Bitcoin slid sharply over the weekend, breaking below $76,000 in thin trading and briefly dipping through the $75,000 area as selling accelerated late Saturday into Sunday. The move pushed BTC into a zone that technician Aksel Kibar has identified as a key band of horizontal support, roughly between $73.7K and $76.5K.
The move didn’t come in a vacuum. Macro markets were already in a forced-risk-off posture, with a violent sell-off in precious metals feeding broader deleveraging dynamics, exactly the kind of tape that can amplify weekend volatility when liquidity thins out and stop levels get tested.
Kibar, a Chartered Market Technician and the founder of Tech Charts LLC, said in a series of posts on X that he’s watching the $73.7K and $76.5K closely, but not treating it as an automatic green light for longs. His message to traders: price reaching support is a location, not a signal, and the difference matters most when you’re trying to avoid catching a falling knife.
In several posts dated Jan. 30 and Feb. 1 he stated that his process is built around classical chart patterns rather than “guessing” the low. “Reaching a support area is not in itself a classical chart pattern buy signal,” he wrote. “We need to see a bullish reversal chart pattern forming around support areas. But trading tactics differ. You might have a different way to take advantage of the recent price action.”
Kibar framed the current range as an area where a bottom could form, but emphasized that his approach is to wait for structure, specifically a reversal formation that changes the odds profile. On Jan. 30 he laid out why he won’t chase a level just because it’s on the map.
“I’m not interested to find the support because I’m not trying to catch the falling knife,” he wrote. “I’m interested to find a bottom reversal pattern. A double bottom. A H&S bottom. I will always miss the boat if it is a V reversal.” That trade-off is deliberate, he added, and it’s part of knowing your own constraints: “Important to know your strength and weaknesses.”
In a separate post, Kibar linked the “base building” concept to a concrete trigger: a breakout above $91.2K, which he described as the completion point of a double-bottom scenario he had referenced earlier. “When I say we need a base building, some sort of a classical chart pattern (preferably with horizontal boundaries), I’m referring to the breakout above 91.2K (completion of a double bottom),” he wrote, adding that confirmation is “even more crucial because we are below long-term average,” before he can “submit for bullish interpretation.”
Kibar’s posts also pushed back on a common psychological trap in bottom-calling: confusing caution with fear. Responding to an X user who suggested he sounded bullish but reluctant to “make a call” to avoid being wrong, Kibar agreed with the setup but sharpened the motive.
“Everything correct,” he replied. “Except not I don’t want to be wrong but to have higher conviction. We can’t act in markets with the fear of being wrong.”

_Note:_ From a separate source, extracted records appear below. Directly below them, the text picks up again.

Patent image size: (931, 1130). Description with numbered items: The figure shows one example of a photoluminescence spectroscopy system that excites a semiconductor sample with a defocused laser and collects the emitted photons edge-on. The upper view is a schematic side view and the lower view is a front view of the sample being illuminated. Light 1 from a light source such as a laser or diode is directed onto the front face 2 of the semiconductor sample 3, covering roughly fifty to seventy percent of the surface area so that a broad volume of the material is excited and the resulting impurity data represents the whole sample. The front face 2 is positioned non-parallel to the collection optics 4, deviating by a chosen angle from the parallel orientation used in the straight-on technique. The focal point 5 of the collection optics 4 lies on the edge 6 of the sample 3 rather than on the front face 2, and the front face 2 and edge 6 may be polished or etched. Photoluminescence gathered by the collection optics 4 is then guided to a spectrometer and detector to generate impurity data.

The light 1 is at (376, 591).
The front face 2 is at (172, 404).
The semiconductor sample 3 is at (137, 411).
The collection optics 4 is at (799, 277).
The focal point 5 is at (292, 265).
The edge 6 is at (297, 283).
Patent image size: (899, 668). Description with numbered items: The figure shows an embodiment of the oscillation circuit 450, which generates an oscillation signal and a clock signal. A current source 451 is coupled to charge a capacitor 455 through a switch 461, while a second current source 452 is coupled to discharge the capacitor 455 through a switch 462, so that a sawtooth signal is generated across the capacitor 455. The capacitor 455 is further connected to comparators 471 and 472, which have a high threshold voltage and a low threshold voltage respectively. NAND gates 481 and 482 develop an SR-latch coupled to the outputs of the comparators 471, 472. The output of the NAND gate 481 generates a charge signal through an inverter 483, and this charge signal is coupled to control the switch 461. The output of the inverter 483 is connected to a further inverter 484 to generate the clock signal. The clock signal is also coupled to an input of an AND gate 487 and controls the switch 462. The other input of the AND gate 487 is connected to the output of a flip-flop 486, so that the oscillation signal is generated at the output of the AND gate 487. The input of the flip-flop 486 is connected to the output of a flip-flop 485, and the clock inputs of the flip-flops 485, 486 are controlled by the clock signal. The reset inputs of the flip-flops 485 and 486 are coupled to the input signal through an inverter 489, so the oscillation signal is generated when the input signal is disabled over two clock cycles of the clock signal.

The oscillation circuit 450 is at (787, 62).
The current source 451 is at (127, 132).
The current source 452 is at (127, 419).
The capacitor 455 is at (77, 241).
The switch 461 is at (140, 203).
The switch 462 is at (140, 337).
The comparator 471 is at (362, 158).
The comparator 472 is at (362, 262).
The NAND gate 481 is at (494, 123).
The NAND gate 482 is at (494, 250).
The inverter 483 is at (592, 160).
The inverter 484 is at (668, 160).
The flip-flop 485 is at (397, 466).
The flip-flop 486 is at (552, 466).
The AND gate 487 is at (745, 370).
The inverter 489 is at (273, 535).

That distinction matters because it explains why his framework requires visible evidence of buyers stepping in, rather than a single level holding by default. When another user asked whether Bitcoin could be forming the right shoulder of a potential head-and-shoulders bottom, Kibar dismissed the timing: “Too early to start thinking about this.”
In his most recent update, Kibar described the kinds of behaviors that, in his view, can hint at demand emerging around support. Instead of treating it as a checklist, he framed it as the “signs” that can show buyers are willing to defend the area: a pickup in activity and volatility, candlesticks that show rejection(such as doji-like structures with long lower wicks) and short-term reversal structures like double bottoms or head-and-shoulders bottoms.
Kibar also introduced a market-structure point he said he learned while managing a large fund in the United Arab Emirates: “If there are no sellers, there will be no buyers.” He argued that large buyers often need meaningful supply to build size without moving price against themselves, and that heavy selling can sometimes be the condition that allows that accumulation, depending on motives and liquidity.
He briefly extended that idea to Strategy (formerly MicroStrategy), noting he wasn’t sure whether the firm “will be required (from an accounting perspective) to sell any assets,” but adding that, in his words, the market can be a “wild wild west,” where “some buyer out there might be after that chunk at a reasonable price.”
At press time, Bitcoin traded at $76,713.